JAZZBO NOTES ESSENTIAL RECORDING

Rating: ★★★★★


True, I’d heard Jim McNeely play before. He did a bang up job in the piano chair playing John Coltane tunes on Dave Liebman’s classic Homage To John Coltrane. But East Coast Blow Out was the first time I heard Jim McNeely do what he was put on this planet for — to compose and arrange big band music.

I still remember the first time I put on the CD. I was in the car with my girlfriend at the time, who generally isn’t a big jazz fan. I popped in the CD and the opening bars of Do You Really Think…? blared out of the stereo, a series of banshee wails from the brass. I looked over in apprehension at my girlfriend, but to my surprise and relief, she was digging it.

Soon enough, the music settles down into a major 9th, major 9th flatted 13th vamp. The initial melody is unique in the jazz literature, seemingly inspired by an Irish jig.

Then composer McNeely starts to use the melody as a jumping off point for mutations of the harmony, at first retaining the rhythms of the melody, but soon enough departing into realms unknown.

Guitarist John Scofield, who has been commenting on the proceedings, gradually becomes immersed in a full-blown improvisation.

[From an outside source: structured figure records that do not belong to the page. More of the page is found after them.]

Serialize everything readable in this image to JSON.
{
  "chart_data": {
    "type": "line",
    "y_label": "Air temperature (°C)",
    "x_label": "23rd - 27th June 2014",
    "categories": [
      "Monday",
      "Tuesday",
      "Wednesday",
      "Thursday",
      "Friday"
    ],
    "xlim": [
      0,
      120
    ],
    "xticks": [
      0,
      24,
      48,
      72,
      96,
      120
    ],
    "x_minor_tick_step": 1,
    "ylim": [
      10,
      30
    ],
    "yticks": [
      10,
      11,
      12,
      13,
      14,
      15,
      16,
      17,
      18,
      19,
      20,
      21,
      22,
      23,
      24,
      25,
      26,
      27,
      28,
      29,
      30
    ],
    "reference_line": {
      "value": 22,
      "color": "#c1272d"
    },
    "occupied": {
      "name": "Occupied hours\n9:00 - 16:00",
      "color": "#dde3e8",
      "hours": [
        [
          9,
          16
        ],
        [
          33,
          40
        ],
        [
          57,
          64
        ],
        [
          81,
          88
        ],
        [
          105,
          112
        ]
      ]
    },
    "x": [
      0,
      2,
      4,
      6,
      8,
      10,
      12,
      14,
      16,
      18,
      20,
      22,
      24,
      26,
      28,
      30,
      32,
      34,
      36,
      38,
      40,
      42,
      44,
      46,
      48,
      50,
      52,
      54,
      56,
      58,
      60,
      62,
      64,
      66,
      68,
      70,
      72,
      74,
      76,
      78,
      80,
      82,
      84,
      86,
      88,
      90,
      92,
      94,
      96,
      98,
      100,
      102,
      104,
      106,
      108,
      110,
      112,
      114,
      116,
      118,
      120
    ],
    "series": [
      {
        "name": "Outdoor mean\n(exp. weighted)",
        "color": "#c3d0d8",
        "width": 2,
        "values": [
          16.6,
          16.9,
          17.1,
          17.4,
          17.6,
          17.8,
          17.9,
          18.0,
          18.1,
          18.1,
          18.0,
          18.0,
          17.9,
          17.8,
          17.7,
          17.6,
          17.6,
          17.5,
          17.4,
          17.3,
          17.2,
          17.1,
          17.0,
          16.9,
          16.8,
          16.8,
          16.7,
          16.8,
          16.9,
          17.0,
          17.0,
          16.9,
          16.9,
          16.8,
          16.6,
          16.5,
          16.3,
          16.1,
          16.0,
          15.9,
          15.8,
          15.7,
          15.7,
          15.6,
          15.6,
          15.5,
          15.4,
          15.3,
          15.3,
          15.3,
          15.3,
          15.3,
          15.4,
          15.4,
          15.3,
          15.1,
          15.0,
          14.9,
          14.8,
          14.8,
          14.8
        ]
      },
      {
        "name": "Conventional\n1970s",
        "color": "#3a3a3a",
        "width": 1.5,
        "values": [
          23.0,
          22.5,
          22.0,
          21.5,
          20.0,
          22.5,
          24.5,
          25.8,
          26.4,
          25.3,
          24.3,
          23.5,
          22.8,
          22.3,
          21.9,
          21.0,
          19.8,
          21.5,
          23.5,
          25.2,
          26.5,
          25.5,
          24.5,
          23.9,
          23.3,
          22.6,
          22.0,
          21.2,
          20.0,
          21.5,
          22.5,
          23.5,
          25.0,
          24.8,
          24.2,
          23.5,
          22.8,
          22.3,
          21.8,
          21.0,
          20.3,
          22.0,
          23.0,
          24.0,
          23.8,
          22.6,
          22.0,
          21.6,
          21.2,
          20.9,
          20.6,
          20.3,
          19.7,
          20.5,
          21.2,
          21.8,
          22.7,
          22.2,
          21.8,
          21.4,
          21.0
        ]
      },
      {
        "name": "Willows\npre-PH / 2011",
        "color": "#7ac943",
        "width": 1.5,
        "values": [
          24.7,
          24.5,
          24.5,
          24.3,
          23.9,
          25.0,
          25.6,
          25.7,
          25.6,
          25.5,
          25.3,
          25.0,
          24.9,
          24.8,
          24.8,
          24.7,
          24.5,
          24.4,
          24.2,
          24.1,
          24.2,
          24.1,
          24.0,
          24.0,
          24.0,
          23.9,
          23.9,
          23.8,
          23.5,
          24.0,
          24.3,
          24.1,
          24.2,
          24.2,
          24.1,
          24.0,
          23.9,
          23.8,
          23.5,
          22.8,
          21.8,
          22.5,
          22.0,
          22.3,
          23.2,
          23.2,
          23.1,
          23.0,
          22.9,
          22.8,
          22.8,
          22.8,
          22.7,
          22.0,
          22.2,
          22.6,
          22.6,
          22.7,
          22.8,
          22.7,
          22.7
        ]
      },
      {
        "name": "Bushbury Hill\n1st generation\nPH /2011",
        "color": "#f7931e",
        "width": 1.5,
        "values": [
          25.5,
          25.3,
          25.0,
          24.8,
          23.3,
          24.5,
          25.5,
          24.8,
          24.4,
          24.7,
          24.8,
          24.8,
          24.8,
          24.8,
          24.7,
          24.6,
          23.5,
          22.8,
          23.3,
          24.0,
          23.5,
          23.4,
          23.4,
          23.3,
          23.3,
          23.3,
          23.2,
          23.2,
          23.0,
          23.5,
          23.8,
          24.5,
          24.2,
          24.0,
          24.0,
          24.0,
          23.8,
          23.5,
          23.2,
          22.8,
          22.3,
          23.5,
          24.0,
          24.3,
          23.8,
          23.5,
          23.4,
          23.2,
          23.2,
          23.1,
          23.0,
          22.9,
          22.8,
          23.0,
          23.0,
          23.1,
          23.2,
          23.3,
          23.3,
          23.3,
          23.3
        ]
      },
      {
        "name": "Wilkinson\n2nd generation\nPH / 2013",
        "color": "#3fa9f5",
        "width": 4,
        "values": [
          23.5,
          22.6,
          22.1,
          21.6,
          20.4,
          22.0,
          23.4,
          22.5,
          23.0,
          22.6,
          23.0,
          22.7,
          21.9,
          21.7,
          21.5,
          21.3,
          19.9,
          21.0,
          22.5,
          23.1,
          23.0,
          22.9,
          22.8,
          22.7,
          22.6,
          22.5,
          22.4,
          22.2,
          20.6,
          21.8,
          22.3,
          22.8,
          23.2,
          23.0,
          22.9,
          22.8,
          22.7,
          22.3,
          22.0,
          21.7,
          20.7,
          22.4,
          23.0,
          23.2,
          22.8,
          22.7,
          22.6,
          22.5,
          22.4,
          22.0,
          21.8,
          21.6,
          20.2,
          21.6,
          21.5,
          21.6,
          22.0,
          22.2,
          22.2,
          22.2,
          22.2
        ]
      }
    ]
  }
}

From the sound of his solo, he is following a lead sheet. Scofield doesn’t seem to be constructing a solo, but rather reacting to what’s in front of him.

You can hardly blame him. Do You Really Think…? doesn’t have an A section or a B section like most jazz. It proceeds from a melodic motif and then expands on it, like classical music, except it’s using jazz (and Irish folk music) concepts instead of European classical or European folk music as the source materials.

Eventually, Do You Really Think…? drifts to it’s non-conclusion and Skittish begins. It becomes apparent that East Coast Blow Out is going to be a CD-long suite, and so it goes.

It’s would be hard to overemphasize how advanced and innovative Jim McNeely’s work is on East Coast Blow Out. He has come up with nothing less than a new way to write big band jazz.

John Scofield is predictably fine in his solo work. Other than his tone, which is more full bodied than his 70s work, what he’s doing here reminds me of his early albums with drummer Adam Nussbaum (who is also on East Coast Blow Out) and bassist Steve Swallow, when he was playing in full-on post bop mode. It’s great to hear Scofield play in this style again.

Jim McNeely is no slouch either. He leaves most of the solo space to John Scofield, but when he does venture out, his keyboard improvisations are knotty and challenging. McNeely doesn’t seem to think like most jazz musicians. He doesn’t follow the same old patterns, and that’s refreshing.

East Coast Blow Out is a revelation that shows that there are still plenty of new discoveries to be made in jazz, that not all the great tunes have been written yet. Joe Zawinul, the co-founder of Weather Report, once wrote a tune called Can It Be Done?, which despaired of finding a melody that had never been played. I think he would be delighted with East Coast Blow Out (or maybe green with envy).